State Predicted Probability of Trump Winning
Alabama 92.0493784
Alaska 95.4408800
Arizona 19.4945405
Arkansas 16.6796352
California 0.1397724
Colorado 1.5371727
Connecticut 0.7888357
Delaware 2.5406055
District of Columbia 0.0000003
Florida 6.3400246
Georgia 5.9399776
Hawaii 0.0024521
Idaho 99.9456129
Illinois 0.1582114
Indiana 56.0250090
Iowa 9.1210142
Kansas 94.8417137
Kentucky 90.3431760
Louisiana 77.2482975
Maine 3.1055703
Maryland 0.1402991
Massachusetts 0.0000346
Michigan 0.4046034
Minnesota 2.5351588
Mississippi 47.1825793
Missouri 31.4928193
Montana 26.8393642
Nebraska 97.3217045
Nevada 1.0527043
New Hampshire 7.0227494
New Jersey 0.0129087
New Mexico 9.1394590
New York 0.0300054
North Carolina 7.2794133
North Dakota 98.1949806
Ohio 6.2533086
Oklahoma 83.2468575
Oregon 0.3187525
Pennsylvania 1.0283117
Rhode Island 0.2877758
South Carolina 56.0953943
South Dakota 99.7350013
Tennessee 71.8620977
Texas 52.8141759
Utah 85.1715413
Vermont 0.0138497
Virginia 3.2344618
Washington 0.1412413
West Virginia 99.5234850
Wisconsin 1.0891186
Wyoming 99.9987465

Reflections

Looking at this version of a probibalistic model, there appear to be similar problems to the linear regressions from last week. In general, it seems that there is too much weight given to the economy this year. This suggests that I should spend some time with ensemble models, looking at tuning the hyperparameters. However, given that for the most part, these models are fairly good at predicting past elections in leave one out validation, it may be that I have to experiment with ad hoc weighting.

In addition, it may be that I need to move away from linear models.
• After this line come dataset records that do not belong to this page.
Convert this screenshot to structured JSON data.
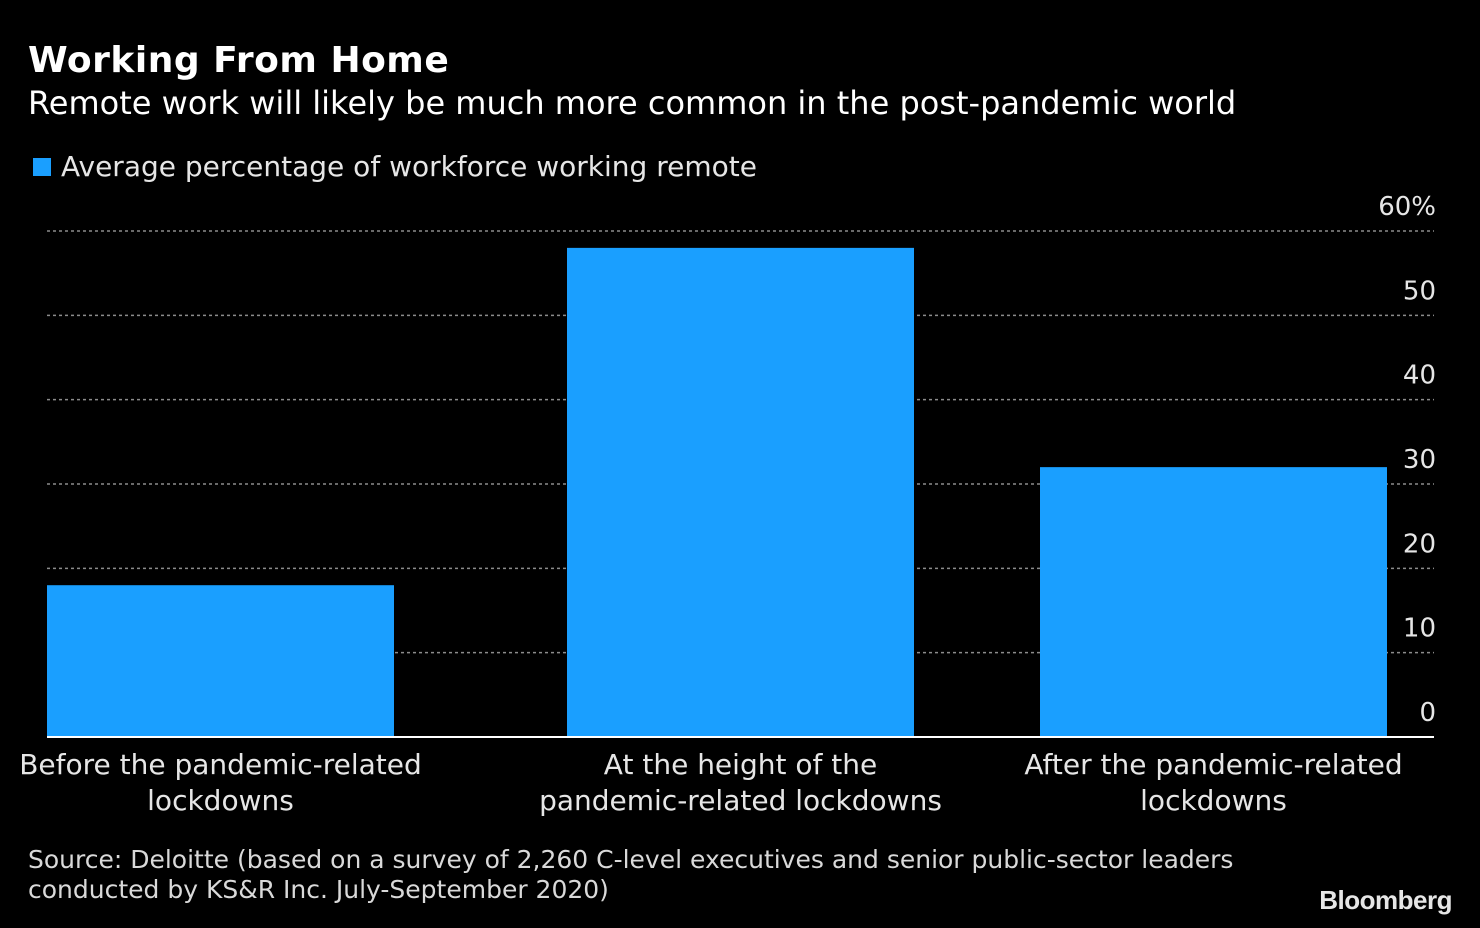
{
  "header": {
    "title": "Working From Home",
    "subtitle": "Remote work will likely be much more common in the post-pandemic world"
  },
  "chart_data": {
    "type": "bar",
    "title": "Working From Home",
    "subtitle": "Remote work will likely be much more common in the post-pandemic world",
    "categories": [
      [
        "Before the pandemic-related",
        "lockdowns"
      ],
      [
        "At the height of the",
        "pandemic-related lockdowns"
      ],
      [
        "After the pandemic-related",
        "lockdowns"
      ]
    ],
    "series": [
      {
        "name": "Average percentage of workforce working remote",
        "values": [
          18,
          58,
          32
        ],
        "color": "#1a9fff"
      }
    ],
    "ylim": [
      0,
      60
    ],
    "yticks": [
      0,
      10,
      20,
      30,
      40,
      50,
      60
    ],
    "ytick_labels": [
      "0",
      "10",
      "20",
      "30",
      "40",
      "50",
      "60%"
    ],
    "y_axis_side": "right",
    "grid": true,
    "grid_style": "dashed",
    "legend_position": "top-left",
    "xlabel": "",
    "ylabel": ""
  },
  "footer": {
    "source_line1": "Source: Deloitte (based on a survey of 2,260 C-level executives and senior public-sector leaders",
    "source_line2": "conducted by KS&R Inc. July-September 2020)",
    "brand": "Bloomberg"
  },
  "colors": {
    "background": "#000000",
    "bar": "#1a9fff",
    "grid": "#8c8c8c",
    "text": "#ffffff"
  }
}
The underlying assumption of all of the models I have used so far is that the relationship between polling, the economy, and the various indicators is linear. One possible way to change the models is to experiment with interaction terms. Another method, that I think may be more promising, is to look at some sort of Bayesian updating model. Using a fundamentals model as a prior, and then updating with polling and information on shocks could be a much more effective way to predict elections.


  1. Many news outlets have shown that Trump’s campaigning never really stopped.

  2. There has been evidence that despite abysmal GDP and jobs numbers, the CARES Act was able to cause incomes to increase during the second quarter of 2020.

  3. This relationship makes me wonder by the Senate Republicans have not been willing to pass further stimulus, given that it would greatly help their re-election campaigns.

  4. This article from the Washington Post gives a wonderful overview.

  5. While this piece from the New Yorker is satire, it makes the point well.

  6. Abramowitz (2016)

  7. Correlation between the error term and the outcome variable is known as endogeneity. Many econometric methods have been developed to deal with this issue for causal inference. Up to this point, becuase I have focused on prediction, these methods have not been strictly neccesary, though I may explore them in the future.